Tuesday, March 06, 2007

What a difference a Democratic Senate makes

The Senate has voted to permit airport screeners to unionize--the same right that almost all other federal civil servants have had for decades. The vote was 51-46; I strongly suspect that it was pretty much along party lines (at least one Repub must have crossed over, because Tim Johnson (D-SD) is still hors de combat), and there's little doubt that the President will veto the bill if he can, should it come to his desk. The provision is part of broad anti-terrorism bill, so Bush might have to swallow hard and permit it to become law.

Anti-union forces in the Senate have not found themselves bound by scruples or honesty on this measure. For instance, Sen. Richard Burr (R-NC) said, "Terrorists don't go on strike. Terrorists don't call their union to negotiate before they attack." The senator seems to have forgotten that unionized federal workers are not permitted to go on strike. He might also consider whether the right to join together to advance worker rights is one of the things that is supposed to set us apart from the terrorists.

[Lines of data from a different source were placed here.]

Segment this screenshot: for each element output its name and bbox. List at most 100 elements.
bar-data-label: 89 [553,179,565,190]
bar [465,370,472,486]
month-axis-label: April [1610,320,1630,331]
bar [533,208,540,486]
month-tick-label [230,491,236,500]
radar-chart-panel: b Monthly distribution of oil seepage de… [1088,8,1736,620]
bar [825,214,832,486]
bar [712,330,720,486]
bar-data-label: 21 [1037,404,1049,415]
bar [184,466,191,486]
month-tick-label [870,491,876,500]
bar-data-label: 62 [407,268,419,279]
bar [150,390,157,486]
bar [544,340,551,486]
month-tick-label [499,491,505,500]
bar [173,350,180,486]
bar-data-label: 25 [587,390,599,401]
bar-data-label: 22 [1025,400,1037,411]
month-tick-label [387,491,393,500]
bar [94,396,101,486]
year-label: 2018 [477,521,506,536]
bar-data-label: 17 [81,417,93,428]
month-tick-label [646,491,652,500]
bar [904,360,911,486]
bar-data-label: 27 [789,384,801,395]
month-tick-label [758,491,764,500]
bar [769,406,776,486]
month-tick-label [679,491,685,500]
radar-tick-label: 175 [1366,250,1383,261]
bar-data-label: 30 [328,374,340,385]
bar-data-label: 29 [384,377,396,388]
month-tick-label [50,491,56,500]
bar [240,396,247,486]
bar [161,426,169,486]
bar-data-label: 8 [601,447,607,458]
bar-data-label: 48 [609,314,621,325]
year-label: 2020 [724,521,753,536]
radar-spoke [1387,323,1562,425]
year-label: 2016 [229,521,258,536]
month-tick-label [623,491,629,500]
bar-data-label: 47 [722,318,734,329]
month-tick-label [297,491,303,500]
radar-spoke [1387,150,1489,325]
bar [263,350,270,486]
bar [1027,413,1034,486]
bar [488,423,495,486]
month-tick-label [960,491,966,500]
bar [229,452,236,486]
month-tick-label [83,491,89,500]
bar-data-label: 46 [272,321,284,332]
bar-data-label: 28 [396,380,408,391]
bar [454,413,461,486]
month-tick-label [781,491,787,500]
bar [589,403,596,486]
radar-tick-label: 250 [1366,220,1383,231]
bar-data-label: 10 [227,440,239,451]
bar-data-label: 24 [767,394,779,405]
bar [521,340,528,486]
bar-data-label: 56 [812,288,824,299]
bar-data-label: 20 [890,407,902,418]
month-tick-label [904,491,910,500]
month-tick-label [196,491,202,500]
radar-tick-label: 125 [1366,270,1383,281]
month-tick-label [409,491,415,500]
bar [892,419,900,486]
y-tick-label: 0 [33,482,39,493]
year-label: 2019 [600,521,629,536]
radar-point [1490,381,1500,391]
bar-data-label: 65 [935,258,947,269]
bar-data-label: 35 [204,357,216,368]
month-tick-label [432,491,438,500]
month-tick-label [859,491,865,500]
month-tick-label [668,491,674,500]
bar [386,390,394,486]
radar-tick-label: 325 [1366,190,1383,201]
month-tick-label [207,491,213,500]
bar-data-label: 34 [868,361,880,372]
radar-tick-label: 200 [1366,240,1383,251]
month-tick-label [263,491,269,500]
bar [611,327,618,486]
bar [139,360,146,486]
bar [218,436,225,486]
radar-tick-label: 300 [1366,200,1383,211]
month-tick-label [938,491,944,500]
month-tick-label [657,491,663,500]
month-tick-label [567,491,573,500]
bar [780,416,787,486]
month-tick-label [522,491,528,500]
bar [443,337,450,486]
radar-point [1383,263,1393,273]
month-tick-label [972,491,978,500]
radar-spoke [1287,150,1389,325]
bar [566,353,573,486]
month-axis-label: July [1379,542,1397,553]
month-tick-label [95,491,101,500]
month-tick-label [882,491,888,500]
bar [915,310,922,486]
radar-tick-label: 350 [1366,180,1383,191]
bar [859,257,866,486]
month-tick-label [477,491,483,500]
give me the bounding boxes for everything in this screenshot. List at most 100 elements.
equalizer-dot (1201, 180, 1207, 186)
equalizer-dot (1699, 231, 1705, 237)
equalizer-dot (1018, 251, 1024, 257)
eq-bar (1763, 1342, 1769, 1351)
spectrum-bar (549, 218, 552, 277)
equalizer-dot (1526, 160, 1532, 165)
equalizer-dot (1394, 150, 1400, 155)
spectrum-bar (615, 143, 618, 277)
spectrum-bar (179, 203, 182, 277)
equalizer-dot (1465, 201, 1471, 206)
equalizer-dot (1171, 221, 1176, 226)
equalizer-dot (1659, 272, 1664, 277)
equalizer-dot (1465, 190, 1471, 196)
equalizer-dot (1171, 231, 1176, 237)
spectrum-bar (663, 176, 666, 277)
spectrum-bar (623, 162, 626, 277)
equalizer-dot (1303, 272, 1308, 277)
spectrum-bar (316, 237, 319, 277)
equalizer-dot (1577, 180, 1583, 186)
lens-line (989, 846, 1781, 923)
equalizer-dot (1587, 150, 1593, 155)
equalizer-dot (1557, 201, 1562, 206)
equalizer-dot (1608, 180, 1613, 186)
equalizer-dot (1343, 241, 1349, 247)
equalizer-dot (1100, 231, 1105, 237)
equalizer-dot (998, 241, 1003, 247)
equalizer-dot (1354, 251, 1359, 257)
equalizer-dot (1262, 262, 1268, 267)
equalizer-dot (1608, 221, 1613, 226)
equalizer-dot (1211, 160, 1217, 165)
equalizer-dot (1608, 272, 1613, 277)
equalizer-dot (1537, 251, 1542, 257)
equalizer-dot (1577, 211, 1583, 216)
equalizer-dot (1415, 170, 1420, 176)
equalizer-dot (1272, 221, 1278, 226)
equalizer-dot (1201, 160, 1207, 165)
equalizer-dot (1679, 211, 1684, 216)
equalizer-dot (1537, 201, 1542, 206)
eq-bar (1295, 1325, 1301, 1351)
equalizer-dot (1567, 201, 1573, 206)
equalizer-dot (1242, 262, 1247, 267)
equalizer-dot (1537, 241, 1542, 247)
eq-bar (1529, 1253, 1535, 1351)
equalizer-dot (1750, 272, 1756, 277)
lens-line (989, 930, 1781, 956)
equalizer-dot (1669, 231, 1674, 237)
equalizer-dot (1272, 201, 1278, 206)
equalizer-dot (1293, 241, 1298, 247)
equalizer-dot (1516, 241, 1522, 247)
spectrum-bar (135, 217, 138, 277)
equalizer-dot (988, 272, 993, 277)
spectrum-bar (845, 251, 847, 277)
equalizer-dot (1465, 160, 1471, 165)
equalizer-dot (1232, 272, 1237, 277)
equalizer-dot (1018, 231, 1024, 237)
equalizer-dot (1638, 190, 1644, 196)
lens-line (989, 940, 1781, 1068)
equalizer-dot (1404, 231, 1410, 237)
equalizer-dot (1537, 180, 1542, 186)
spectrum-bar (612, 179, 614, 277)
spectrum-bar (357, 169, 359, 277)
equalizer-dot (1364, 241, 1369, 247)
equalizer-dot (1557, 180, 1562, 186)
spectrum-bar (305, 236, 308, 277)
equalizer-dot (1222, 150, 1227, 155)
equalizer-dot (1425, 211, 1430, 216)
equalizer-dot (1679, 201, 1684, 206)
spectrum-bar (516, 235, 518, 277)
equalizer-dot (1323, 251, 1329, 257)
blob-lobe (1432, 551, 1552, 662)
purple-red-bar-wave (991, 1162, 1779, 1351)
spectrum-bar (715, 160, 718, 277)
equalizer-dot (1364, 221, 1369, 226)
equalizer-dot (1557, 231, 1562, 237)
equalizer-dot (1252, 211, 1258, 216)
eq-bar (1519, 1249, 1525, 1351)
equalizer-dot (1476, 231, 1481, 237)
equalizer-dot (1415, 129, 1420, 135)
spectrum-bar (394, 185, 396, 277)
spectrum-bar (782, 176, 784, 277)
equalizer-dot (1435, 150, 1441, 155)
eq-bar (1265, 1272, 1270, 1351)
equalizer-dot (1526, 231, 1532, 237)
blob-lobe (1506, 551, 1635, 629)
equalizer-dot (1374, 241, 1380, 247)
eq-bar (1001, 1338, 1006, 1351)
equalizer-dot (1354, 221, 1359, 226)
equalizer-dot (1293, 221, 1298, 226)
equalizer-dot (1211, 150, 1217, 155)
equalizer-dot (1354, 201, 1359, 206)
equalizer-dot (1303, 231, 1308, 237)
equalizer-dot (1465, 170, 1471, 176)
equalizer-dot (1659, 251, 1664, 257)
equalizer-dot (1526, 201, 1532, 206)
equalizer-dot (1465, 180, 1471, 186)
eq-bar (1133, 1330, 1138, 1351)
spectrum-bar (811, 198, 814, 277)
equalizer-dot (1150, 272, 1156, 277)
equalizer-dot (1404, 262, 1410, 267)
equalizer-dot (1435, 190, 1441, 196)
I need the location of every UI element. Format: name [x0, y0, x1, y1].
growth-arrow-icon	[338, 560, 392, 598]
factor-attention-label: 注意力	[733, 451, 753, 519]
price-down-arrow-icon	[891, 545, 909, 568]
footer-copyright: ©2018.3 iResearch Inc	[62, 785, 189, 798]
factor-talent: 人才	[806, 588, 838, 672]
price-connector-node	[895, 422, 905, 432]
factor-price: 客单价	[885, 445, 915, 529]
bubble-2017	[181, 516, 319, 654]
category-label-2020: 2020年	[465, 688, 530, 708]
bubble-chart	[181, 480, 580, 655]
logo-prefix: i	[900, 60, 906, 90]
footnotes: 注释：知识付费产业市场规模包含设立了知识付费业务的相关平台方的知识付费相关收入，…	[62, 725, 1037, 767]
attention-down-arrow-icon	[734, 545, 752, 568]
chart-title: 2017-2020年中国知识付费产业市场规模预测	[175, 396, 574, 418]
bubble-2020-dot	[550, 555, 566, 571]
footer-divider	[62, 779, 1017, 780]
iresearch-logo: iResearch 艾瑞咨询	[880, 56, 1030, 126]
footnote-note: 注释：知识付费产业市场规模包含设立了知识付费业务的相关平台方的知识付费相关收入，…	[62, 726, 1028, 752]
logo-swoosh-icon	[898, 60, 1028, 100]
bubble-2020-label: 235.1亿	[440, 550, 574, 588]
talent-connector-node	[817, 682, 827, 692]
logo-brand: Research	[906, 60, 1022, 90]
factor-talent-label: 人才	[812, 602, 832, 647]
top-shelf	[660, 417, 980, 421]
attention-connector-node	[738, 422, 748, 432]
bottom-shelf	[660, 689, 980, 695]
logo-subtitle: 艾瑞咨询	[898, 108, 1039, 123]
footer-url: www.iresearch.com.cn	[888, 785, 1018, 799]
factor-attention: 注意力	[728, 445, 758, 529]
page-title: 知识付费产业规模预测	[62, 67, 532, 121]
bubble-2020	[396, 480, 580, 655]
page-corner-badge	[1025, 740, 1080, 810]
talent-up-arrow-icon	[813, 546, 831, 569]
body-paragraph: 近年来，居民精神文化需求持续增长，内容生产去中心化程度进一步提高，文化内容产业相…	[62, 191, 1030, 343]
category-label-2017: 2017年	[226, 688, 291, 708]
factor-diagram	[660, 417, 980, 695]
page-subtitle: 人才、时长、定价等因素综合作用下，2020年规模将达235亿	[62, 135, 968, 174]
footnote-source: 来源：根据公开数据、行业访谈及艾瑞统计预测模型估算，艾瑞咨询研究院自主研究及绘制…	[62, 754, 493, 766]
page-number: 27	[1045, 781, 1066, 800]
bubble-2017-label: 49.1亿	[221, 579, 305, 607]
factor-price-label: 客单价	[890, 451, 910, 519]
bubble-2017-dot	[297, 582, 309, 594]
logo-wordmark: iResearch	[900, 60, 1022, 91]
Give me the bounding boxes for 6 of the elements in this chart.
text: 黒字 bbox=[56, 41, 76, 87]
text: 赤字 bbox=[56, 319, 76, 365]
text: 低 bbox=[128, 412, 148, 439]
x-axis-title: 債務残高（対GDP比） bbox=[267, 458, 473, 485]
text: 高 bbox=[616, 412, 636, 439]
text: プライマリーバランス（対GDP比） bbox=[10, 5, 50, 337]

Similarly, Repub leader Mitch McConnell (KY), a man who gives new meaning to the word "slimy," said "We're not going to let big labor compromise national security." I'm sure that's going to endear him to all the unionized workers to build our planes, tanks, guns and ships. Sen. McConnell doesn't bother to note that despite it's name, the Transportation Security Administration is not a law enforcement agency. Screeners are not armed and have no power to arrest anyone or even to stop someone who runs through a security checkpoint or a
gate. They must call on law enforcement--generally local police--for that.

TSA has been a deeply troubled agency. Complaints of favoritism, discrimination and incompetence have been legion. To take one instance, the entire Massachusetts congressional delegation signed a letter to the TSA administrator noting that more than 200 complaints of discrimination had been lodged about TSA's Boston operation.

A union might well improve the operation of the agency by reducing the number of complaints, and thus actually enhance security. But don't expect the mad-dog union-busters of the GOP to acknowledge that.

Editorial Note: The original post should have noted that your editor represents two TSA employees in his career as a lawyer.